I am about to be a sophomore, I have studied Python by myself, and I know basic grammar. I want to learn crawling, but I feel that it involves a lot of knowledge. Is there anyone who has experienced it and can summarize what they know, or how to learn Python crawling?
某草草2017-07-05 10:36:11
When learning crawlers, you must learn from needs. You see, there are so many junior crawlers on the Internet crawling for jokes, pictures of beautiful women, etc. You can get these simple crawlers in three days.
But if you go in depth, it is very difficult, and there are many aspects involved.
Getting started is not difficult, you can read this--
How to learn Python crawler [Introduction] https://zhuanlan.zhihu.com/p/...
仅有的幸福2017-07-05 10:36:11
In principle, it is an http request, a little more is session and cookie, and a little more is verification code recognition.

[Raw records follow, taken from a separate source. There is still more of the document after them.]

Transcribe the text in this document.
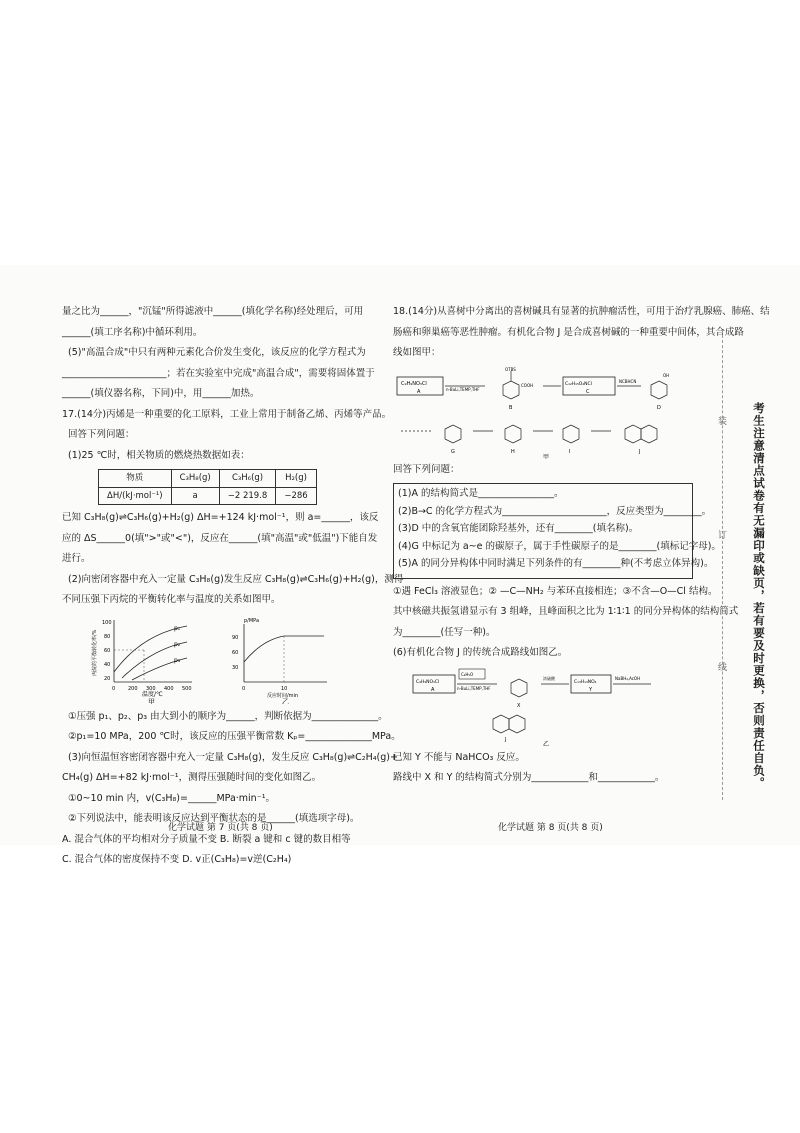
量之比为______，"沉锰"所得滤液中______(填化学名称)经处理后，可用
______(填工序名称)中循环利用。
(5)"高温合成"中只有两种元素化合价发生变化，该反应的化学方程式为
______________________；若在实验室中完成"高温合成"，需要将固体置于
______(填仪器名称，下同)中，用______加热。
17.(14分)丙烯是一种重要的化工原料，工业上常用于制备乙烯、丙烯等产品。
回答下列问题：
(1)25 ℃时，相关物质的燃烧热数据如表：
物质	C₃H₈(g)	C₃H₆(g)	H₂(g)
ΔH/(kJ·mol⁻¹)	a	−2 219.8	−286
已知 C₃H₈(g)⇌C₃H₆(g)+H₂(g) ΔH=+124 kJ·mol⁻¹，则 a=______，该反
应的 ΔS______0(填">"或"<")，反应在______(填"高温"或"低温")下能自发
进行。
(2)向密闭容器中充入一定量 C₃H₈(g)发生反应 C₃H₈(g)⇌C₃H₆(g)+H₂(g)，测得
不同压强下丙烷的平衡转化率与温度的关系如图甲。
p₁
p₂
p₃
20
40
60
80
100
0	200 300 400 500
温度/℃
甲
丙烷的平衡转化率/%
p/MPa
90
60
30
0	10
反应时间/min
乙
①压强 p₁、p₂、p₃ 由大到小的顺序为______，判断依据为______________。
②p₁=10 MPa，200 ℃时，该反应的压强平衡常数 Kₚ=______________MPa。
(3)向恒温恒容密闭容器中充入一定量 C₃H₈(g)，发生反应 C₃H₈(g)⇌C₂H₄(g)+
CH₄(g) ΔH=+82 kJ·mol⁻¹，测得压强随时间的变化如图乙。
①0~10 min 内，v(C₃H₈)=______MPa·min⁻¹。
②下列说法中，能表明该反应达到平衡状态的是______(填选项字母)。
A. 混合气体的平均相对分子质量不变 B. 断裂 a 键和 c 键的数目相等
C. 混合气体的密度保持不变 D. v正(C₃H₈)=v逆(C₂H₄)
化学试题 第 7 页(共 8 页)
18.(14分)从喜树中分离出的喜树碱具有显著的抗肿瘤活性，可用于治疗乳腺癌、肺癌、结
肠癌和卵巢癌等恶性肿瘤。有机化合物 J 是合成喜树碱的一种重要中间体，其合成路
线如图甲：
C₉H₉NO₃Cl
A	n-BuLi,TEMP,THF
OTBS
COOH
B
C₁₂H₁₅O₄NCl
C
NCBHCN
OH
D
G	H	I	J
甲
回答下列问题：
(1)A 的结构简式是________________。
(2)B→C 的化学方程式为______________________，反应类型为________。
(3)D 中的含氧官能团除羟基外，还有________(填名称)。
(4)G 中标记为 a~e 的碳原子，属于手性碳原子的是________(填标记字母)。
(5)A 的同分异构体中同时满足下列条件的有________种(不考虑立体异构)。
①遇 FeCl₃ 溶液显色；② —C—NH₂ 与苯环直接相连；③不含—O—Cl 结构。
其中核磁共振氢谱显示有 3 组峰，且峰面积之比为 1∶1∶1 的同分异构体的结构简式
为________(任写一种)。
(6)有机化合物 J 的传统合成路线如图乙。
C₉H₉NO₃Cl
A
C₂H₅O
n-BuLi,TEMP,THF
X
浓硫酸
C₁₃H₁₃NO₄
Y
NaBH₄,AcOH
J
乙
已知 Y 不能与 NaHCO₃ 反应。
路线中 X 和 Y 的结构简式分别为____________和____________。
化学试题 第 8 页(共 8 页)
装
订
线	考生注意清点试卷有无漏印或缺页，若有要及时更换，否则责任自负。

As for the tool, the request tool can use urllib2, or even better, the request library. If the request comes in and needs to be parsed, that is beautifulsoup.
Python basic tutorial | Novice tutorial http://www.runoob.com/python/...
Beautiful Soup 4.2.0 documentation — Beautiful Soup 4.2.0 documentation https://www.crummy.com/softwa...
Crawler performance: NodeJs VS Python - QueenKing - SegmentFault /a/11...
Use KNN for verification code recognition - QueenKing - SegmentFault /a/11...
伊谢尔伦2017-07-05 10:36:11
You can refer to the Python-Scrapy crawler framework, which has a Chinese manual.